Nevertheless, Scarpati used an excellent cast to best effect. I have already mentioned the fine work of Brian Parks as George, but matching him is the director’s wife, Andrea Prendamano, playing Jennie. George may be the moved character, but Jennie is the one with what F. Scott Fitzgerald called “an extraordinary gift for hope, a romantic readiness,” and with every wry line reading and sparkle in her eyes, Prendamano made listeners understand how Jennie manages to administer emotional CPR to George. Most important, she shows us someone ready, when the going gets toughest, to fight to save her marriage—and to save George from a second spiritual death. Their interplay—whether in the hilarious phone sequence in which, in effect, they “meet cute”—to the denouement, in which George and Jennie confront the most painful facts about how much they can give to each other emotionally—was superb.

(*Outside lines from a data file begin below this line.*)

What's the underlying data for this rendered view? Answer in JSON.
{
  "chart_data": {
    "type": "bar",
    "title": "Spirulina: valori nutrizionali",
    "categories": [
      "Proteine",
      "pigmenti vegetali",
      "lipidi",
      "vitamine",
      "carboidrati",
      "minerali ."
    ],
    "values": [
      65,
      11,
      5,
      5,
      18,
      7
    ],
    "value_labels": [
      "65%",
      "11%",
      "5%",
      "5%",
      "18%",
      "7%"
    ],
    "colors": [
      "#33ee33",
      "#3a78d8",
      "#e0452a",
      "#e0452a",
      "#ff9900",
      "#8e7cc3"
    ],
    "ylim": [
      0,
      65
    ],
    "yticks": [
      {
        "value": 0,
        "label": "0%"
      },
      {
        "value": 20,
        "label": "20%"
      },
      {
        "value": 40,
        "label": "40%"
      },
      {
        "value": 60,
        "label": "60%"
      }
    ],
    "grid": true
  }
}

The actors playing the two sidekicks are equally adept. As Leo, David Russo might have the trickiest role in the play: a seemingly glib press agent with unexpected depths of concern for his brother. He was at the center of the play’s most farcical scene—an attempted seduction—and its most poignant—a long, shattering description to Jennie about George’s emotional devastation after Barbara’s death. Remarkably, he delivered equally well in each.

I first noticed this play because of a Bergen Record feature on the actress playing Faye, Nancy Malleo. With her throaty laugh, the tall blonde commanded the stage with aplomb, exuding Faye’s been-there-done-that aura effortlessly. She and her fellow members of "The Company" left me eager to hear about what their follow-up will be to their sharp and moving "Chapter Two."